Eglises, abus sexuels et discriminations au Royaume Uni

Trois textes accablants

Sur le site « Entre les lignes, entre les mots » se trouvaient  récemment assemblés trois articles venus d’outre-Manche, traduits en Français et dont les contenus retenaient l’attention  tant ils rapportaient-avec force détails- des dérives et  méfaits de même type que ceux qui se déroulent en France… Nous les  dénonçons  sans relâche sur ce site. Les visiteurs pourront  consulter ces nouveaux témoignages en cliquant sur  Fichier 1.

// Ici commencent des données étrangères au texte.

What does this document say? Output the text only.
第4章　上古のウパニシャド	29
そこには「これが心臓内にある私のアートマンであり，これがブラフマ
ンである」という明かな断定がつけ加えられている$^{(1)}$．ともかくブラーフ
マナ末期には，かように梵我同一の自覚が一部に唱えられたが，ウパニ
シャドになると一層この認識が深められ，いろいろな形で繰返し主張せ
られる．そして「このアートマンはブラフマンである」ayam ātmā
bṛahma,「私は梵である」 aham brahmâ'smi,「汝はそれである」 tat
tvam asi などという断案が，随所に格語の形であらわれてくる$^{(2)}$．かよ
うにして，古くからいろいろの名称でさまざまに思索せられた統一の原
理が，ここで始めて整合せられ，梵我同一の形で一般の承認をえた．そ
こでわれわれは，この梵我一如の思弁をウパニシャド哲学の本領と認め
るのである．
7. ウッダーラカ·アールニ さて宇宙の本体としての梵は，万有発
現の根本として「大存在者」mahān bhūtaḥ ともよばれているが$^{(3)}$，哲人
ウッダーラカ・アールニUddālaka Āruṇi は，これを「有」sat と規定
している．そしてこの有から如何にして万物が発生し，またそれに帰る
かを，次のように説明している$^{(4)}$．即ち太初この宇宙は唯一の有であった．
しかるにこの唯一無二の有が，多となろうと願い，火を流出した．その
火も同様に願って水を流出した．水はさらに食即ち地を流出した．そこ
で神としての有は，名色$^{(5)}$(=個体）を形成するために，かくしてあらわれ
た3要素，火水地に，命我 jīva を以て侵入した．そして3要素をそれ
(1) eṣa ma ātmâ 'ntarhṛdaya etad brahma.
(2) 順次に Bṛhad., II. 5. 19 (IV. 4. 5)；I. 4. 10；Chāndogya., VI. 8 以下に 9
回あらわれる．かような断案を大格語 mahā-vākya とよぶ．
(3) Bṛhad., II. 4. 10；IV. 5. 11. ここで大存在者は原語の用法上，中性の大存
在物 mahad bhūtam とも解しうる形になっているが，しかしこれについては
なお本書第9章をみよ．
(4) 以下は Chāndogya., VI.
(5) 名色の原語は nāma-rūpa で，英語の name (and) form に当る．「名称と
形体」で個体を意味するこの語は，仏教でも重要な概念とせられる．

 Compte tenu des similitudes troublantes observées, nous avons tenté d’en dégager les déterminants communs afin de mieux les combattre. A ce propos les visiteurs sont invités à prendre connaissance du  Fichier 2 intitulé :

 « Turpitudes, emprise et école confessionnelle »

Au terme de l’étude, une idée prédomine : qu’il s’agisse d’un pays séparé de l’Église ou d’un pays qui conserve une Église établie, le cléricalisme prospère chaque fois qu’une institution religieuse parvient à s’installer dans des zones de secret, d’autorité et d’influence soustraites au regard commun. Les textes réunis ici montrent que les abus ne relèvent pas seulement de fautes individuelles ; ils s’inscrivent trop souvent dans des dispositifs qui protègent les auteurs, retardent la parole des victimes et font passer la réputation des institutions avant la sécurité des plus vulnérables.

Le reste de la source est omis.